In Passstücke (mit Video mit Verwendungstipps), the audience is invited to activate the work by playing with two papier-mâché sticks in front of a tubed-TV running a performance of the same task. The decision to mimic the performance or to improvise is left to the participant. 2625, by contrast requires less action from the audience, asking them to perch on two chairs located on both sides of a papier-mâché cube sculpture suspended from the ceiling.
This sense of interaction and activation runs across generations, with more recent work coming from Paul Mpagi Sepuya’s archival pigment print photographs about seeing and being seen, a body of work that encapsulates the models’ relationship with the camera lens as a sensual and reciprocal affair, completing the roles of the gazer and the gazed.

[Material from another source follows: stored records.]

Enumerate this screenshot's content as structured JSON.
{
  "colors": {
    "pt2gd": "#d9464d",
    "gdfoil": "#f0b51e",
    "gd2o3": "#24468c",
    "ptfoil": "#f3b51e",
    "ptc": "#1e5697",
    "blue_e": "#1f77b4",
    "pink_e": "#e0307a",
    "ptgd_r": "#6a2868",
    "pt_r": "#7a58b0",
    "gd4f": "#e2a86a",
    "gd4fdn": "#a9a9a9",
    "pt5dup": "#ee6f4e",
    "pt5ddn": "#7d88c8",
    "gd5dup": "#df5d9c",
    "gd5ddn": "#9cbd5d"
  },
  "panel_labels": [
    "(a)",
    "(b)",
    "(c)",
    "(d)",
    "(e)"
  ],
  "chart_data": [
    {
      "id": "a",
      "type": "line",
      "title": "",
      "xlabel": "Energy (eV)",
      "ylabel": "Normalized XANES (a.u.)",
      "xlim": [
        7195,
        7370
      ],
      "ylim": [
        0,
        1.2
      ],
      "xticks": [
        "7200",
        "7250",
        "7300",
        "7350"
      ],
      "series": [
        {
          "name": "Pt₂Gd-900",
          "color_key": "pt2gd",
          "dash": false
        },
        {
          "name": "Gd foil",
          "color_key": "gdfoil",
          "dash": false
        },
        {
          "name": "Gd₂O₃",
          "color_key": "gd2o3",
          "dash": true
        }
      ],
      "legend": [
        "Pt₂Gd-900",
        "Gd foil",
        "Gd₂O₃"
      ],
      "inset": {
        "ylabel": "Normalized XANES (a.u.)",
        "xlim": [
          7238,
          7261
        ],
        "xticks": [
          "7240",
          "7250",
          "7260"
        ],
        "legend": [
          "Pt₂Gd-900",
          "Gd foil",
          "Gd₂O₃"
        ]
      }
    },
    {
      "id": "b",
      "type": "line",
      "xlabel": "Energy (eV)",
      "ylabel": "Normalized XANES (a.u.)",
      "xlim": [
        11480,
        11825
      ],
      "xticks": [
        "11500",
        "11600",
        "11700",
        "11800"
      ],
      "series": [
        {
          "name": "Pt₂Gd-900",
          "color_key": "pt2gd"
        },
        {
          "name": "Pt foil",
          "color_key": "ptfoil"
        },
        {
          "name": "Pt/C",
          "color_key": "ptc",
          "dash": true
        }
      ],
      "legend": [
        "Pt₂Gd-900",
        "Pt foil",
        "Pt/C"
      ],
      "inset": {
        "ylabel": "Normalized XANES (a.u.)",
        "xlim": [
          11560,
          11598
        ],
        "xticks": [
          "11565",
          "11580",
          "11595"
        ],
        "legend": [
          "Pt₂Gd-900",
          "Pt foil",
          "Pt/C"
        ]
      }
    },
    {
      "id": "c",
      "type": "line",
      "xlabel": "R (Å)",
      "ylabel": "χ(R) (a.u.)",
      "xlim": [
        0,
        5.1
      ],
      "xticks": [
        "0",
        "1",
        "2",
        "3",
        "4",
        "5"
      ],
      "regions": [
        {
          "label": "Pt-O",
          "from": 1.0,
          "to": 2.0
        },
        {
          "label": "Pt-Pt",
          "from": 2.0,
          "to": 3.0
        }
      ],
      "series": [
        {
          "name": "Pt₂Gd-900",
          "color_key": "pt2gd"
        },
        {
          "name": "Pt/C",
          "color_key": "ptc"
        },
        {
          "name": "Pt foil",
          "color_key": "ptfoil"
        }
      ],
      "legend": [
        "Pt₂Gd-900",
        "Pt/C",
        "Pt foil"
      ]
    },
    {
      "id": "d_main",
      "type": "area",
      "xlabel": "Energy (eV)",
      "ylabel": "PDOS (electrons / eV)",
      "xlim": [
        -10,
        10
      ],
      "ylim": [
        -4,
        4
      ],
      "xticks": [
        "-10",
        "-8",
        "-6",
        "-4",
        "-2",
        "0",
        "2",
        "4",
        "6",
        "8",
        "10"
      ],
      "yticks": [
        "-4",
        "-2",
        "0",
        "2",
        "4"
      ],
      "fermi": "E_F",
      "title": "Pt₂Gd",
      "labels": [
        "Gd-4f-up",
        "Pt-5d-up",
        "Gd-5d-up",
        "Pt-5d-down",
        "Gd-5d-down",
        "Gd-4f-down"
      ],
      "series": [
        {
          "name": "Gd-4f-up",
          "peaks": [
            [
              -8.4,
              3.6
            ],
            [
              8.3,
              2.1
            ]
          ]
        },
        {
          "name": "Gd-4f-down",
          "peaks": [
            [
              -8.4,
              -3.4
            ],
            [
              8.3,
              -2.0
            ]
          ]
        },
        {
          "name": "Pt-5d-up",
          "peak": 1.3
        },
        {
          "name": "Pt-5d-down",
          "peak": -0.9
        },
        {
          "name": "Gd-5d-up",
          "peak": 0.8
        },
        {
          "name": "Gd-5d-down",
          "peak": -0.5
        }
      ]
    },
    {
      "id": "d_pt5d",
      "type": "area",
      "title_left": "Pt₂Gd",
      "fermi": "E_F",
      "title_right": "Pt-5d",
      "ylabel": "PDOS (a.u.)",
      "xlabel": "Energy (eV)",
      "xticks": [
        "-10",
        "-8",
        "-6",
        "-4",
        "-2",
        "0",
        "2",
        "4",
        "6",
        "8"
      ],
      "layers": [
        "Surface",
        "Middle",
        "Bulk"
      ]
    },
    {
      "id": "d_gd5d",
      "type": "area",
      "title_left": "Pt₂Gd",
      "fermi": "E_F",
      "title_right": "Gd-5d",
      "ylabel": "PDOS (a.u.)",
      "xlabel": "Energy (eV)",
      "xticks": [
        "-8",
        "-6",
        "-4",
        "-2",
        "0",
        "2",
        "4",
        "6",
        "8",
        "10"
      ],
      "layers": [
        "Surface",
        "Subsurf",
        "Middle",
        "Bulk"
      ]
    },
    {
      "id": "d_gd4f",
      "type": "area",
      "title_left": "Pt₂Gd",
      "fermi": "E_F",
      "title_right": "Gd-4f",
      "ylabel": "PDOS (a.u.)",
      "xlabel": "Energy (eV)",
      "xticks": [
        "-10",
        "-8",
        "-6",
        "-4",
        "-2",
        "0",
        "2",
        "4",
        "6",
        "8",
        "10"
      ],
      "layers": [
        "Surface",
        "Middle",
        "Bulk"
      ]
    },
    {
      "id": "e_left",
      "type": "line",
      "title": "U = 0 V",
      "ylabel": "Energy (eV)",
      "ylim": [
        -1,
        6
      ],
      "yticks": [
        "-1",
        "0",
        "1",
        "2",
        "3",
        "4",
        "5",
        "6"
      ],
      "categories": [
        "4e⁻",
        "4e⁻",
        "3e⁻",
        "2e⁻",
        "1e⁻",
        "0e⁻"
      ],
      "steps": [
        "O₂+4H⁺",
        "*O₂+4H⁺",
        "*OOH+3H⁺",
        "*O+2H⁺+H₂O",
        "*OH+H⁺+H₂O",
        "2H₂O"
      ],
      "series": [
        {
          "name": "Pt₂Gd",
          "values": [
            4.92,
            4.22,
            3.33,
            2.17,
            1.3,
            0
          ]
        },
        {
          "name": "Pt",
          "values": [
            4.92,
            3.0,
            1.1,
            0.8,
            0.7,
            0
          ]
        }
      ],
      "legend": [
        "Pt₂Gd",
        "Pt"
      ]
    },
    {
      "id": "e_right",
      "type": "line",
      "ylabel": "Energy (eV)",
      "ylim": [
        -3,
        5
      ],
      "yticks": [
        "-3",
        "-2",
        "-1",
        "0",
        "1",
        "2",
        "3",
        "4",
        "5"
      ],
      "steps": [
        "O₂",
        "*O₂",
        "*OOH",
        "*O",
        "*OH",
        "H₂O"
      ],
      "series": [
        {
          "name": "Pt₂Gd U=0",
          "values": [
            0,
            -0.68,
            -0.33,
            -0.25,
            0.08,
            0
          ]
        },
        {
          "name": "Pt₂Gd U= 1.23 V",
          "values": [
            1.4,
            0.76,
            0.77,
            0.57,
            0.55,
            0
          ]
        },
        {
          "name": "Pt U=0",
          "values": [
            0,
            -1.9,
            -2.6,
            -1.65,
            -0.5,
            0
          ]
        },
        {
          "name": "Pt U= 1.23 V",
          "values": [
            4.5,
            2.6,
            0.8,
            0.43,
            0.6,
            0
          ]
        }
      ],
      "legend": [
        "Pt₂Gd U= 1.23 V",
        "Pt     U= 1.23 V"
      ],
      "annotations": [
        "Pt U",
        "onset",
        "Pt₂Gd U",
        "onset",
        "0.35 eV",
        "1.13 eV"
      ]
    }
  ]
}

Hannah Levy, by contrast, also stands out with her eerie sculptures in which objects put on corporal qualities with the artist’s attribution of skin-like quality to rubber. Her piece in the show, Untitled, sees a large scale sculpture in which a sense of innocent domesticity is complicated by its spidery steel legs.
In Levy’s other sculpture, blown-up asparagus made out of steel reclines and curves akin to a dead body. A signature Donald Moffett painting, by contrast of a fuzzy orifice protruding from the wall contributes to the exhibition’s prevalent themes of tactility and gesture, while Gordon Hall’s cast pigmented concrete sculptures occupy an entire room with their almost familiar bodily formations, Alex da Corte’s 13-minute film Slow Graffiti shows the artist putting on a Frankenstein make up and engaging with various objects, ranging from bread to brooms, in bizarre ways.
Throughout, the density of the large-scale, three dimensional works at the main gallery functions as an advantage rather than a downside, underlining the exhibition’s aim to stimulate our bodies’ exchange with materials on the backdrop of a consumerist order.
This Is Not a Prop is on view at David Zwirner through August 3, 2018.